Catherine Elizabeth Benson, née Brewer (24 January 1822 – 27 February 1908) was one of the earliest women to earn a college bachelor's degree in the US.

==Life==
Benson was born on January 24, 1824, in Augusta, Georgia. She was daughter of Thomas Aspinwall Brewer (born August 20, 1792, in Brookline, Massachusetts, died on September 26, 1874, in Macon, Georgia) and Mary Foster Brewer (born February 29, 1796, in Roxbury, Massachusetts, died on January 31, 1871, in Macon) who were married on October 3, 1820, in Roxbury. She had younger sister Adeline (born October 5, 1825, in Lexington, Georgia, died on March 9, 1896, in Macon; she married firstly Napoleon Bonaparte Corbin on August 8, 1850, and secondly Robert B. Clayton on December 21, 1866, in Macon) and younger brother Edward Ebenezer (born June 4, 1828, in Lexington, died June 8, 1864, in Macon; he married Caroline Elizabeth Jones on July 17, 1858, in Fort Valley, Georgia). Her family moved from Massachusetts to Lexington in the 1820s. In 1838 they moved from Lexington to Macon.

==Education==
In nearby Gray, Georgia, she enrolled in Clinton Female Seminary. The faculty and students, including Benson (Brewer) entered Georgia Female College (currently Wesleyan College) in 1839 when the seminary merged with the college. The college, chartered in 1836, began offering classes in 1839. She is claimed to be the first woman to earn a degree from Wesleyan, based on her name coming first alphabetically among the graduates of the class of 1840. She received diploma on July 16, 1840. Her diploma said that "she had completed the regular course and bestowed on her the First Degree", which was commonly referred to the bachelor's degree. She is remembered each year at the annual meeting of the Wesleyan College Alumnae Association when graduating seniors are inducted into the association using the "Benson Charge", taken from a speech she made to the Class of 1888: Members of the graduating class, demands will be made upon you which were not made upon us. Your training, if you are true to it, will amply qualify you to meet those demands. No wiser blessing could I wish for you than that you may be true to every God-appointed work.

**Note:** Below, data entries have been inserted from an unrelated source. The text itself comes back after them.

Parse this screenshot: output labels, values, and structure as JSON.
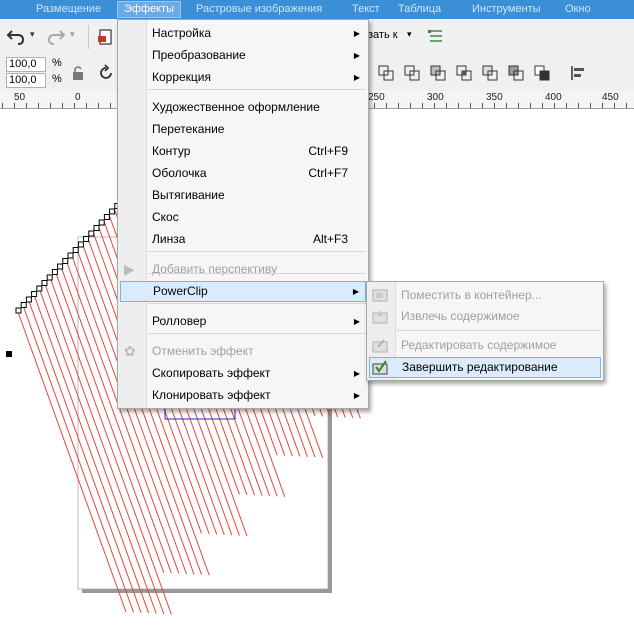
{
  "menubar": {
    "items": [
      "Размещение",
      "Эффекты",
      "Растровые изображения",
      "Текст",
      "Таблица",
      "Инструменты",
      "Окно"
    ]
  },
  "toolbar": {
    "size_w": "100,0",
    "size_h": "100,0",
    "unit_w": "%",
    "unit_h": "%",
    "snap_label": "азать к",
    "dropdown_arrow": "▾"
  },
  "ruler": {
    "labels": [
      "50",
      "0",
      "250",
      "300",
      "350",
      "400",
      "450"
    ]
  },
  "effects_menu": {
    "items": [
      {
        "label": "Настройка",
        "underline": "Н",
        "rest": "астройка",
        "shortcut": "",
        "submenu": true,
        "disabled": false
      },
      {
        "label": "Преобразование",
        "underline": "П",
        "rest": "реобразование",
        "shortcut": "",
        "submenu": true,
        "disabled": false
      },
      {
        "label": "Коррекция",
        "underline": "К",
        "rest": "оррекция",
        "shortcut": "",
        "submenu": true,
        "disabled": false
      },
      {
        "label": "Художественное оформление",
        "underline": "Х",
        "rest": "удожественное оформление",
        "shortcut": "",
        "submenu": false,
        "disabled": false
      },
      {
        "label": "Перетекание",
        "underline": "П",
        "rest": "еретекание",
        "shortcut": "",
        "submenu": false,
        "disabled": false
      },
      {
        "label": "Контур",
        "underline": "",
        "rest": "Контур",
        "shortcut": "Ctrl+F9",
        "submenu": false,
        "disabled": false
      },
      {
        "label": "Оболочка",
        "underline": "О",
        "rest": "болочка",
        "shortcut": "Ctrl+F7",
        "submenu": false,
        "disabled": false
      },
      {
        "label": "Вытягивание",
        "underline": "В",
        "rest": "ытягивание",
        "shortcut": "",
        "submenu": false,
        "disabled": false
      },
      {
        "label": "Скос",
        "underline": "С",
        "rest": "кос",
        "shortcut": "",
        "submenu": false,
        "disabled": false
      },
      {
        "label": "Линза",
        "underline": "Л",
        "rest": "инза",
        "shortcut": "Alt+F3",
        "submenu": false,
        "disabled": false
      },
      {
        "label": "Добавить перспективу",
        "underline": "Д",
        "rest": "обавить перспективу",
        "shortcut": "",
        "submenu": false,
        "disabled": true
      },
      {
        "label": "PowerClip",
        "underline": "",
        "rest": "PowerClip",
        "shortcut": "",
        "submenu": true,
        "disabled": false
      },
      {
        "label": "Ролловер",
        "underline": "Р",
        "rest": "олловер",
        "shortcut": "",
        "submenu": true,
        "disabled": false
      },
      {
        "label": "Отменить эффект",
        "underline": "",
        "rest": "Отменить эффект",
        "shortcut": "",
        "submenu": false,
        "disabled": true
      },
      {
        "label": "Скопировать эффект",
        "underline": "С",
        "rest": "копировать эффект",
        "shortcut": "",
        "submenu": true,
        "disabled": false
      },
      {
        "label": "Клонировать эффект",
        "underline": "",
        "rest": "Клонировать эффект",
        "shortcut": "",
        "submenu": true,
        "disabled": false
      }
    ]
  },
  "powerclip_menu": {
    "items": [
      {
        "label": "Поместить в контейнер...",
        "disabled": true,
        "icon": "place-in-container-icon"
      },
      {
        "label": "Извлечь содержимое",
        "disabled": true,
        "icon": "extract-contents-icon"
      },
      {
        "label": "Редактировать содержимое",
        "disabled": true,
        "icon": "edit-contents-icon"
      },
      {
        "label": "Завершить редактирование",
        "disabled": false,
        "icon": "finish-editing-icon"
      }
    ]
  },
  "colors": {
    "menubar": "#3b8fd6",
    "highlight": "#dcebfb",
    "highlight_border": "#7fb1e6",
    "hatch_lines": "#e8463a",
    "disabled_text": "#a0a0a0"
  }
}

Though Benson has been listed as the first woman to receive a bachelor's degree in the US, women at Mississippi College had been earning such degrees since 1831.

==Marriage and issue==
She married Richard Aaron Benson (born November 14, 1821, in Putnam County, Georgia, died on October 10, 1877, in Macon) on November 24, 1842, in Macon. They had eight children:
- Catherine Colvard Benson (born November 10, 1844, in Macon, died on January 31, 1885; she married Alex Melrose)
- Richard Edward Benson (born October 20, 1846, in Macon, died c. 1897; he married Emma Haskins on April 20, 1871, in Macon; they had son, Thomas A. Benson)
- Thomas Brewer Benson (born January 22, 1849, in Macon, died in December 1880; he married Hattie E. Freeman on November 24, 1874, in Macon) - railroad conductor
- Eliza Sophie Benson (born December 24, 1850, in Macon, died on September 7, 1912; she married J.M. Fargo)
- William Shepherd Benson - admiral who became the nation's first Chief of Naval Operations, an office created 11 May 1915.
- Frank Cook Benson (born December 17, 1857, in Macon, died on October 57, 1943) - clerk
- Howard Burke Benson (born May 4, 1862, died in September 1887) - clerk
- Gertrude Benson (born November 12, 1864, in Macon, died on January 16, 1952; she married Henry C. Arnall)
Catherine Benson died at her home in Macon on February 27, 1908, at the age of 86 after several weeks of illness.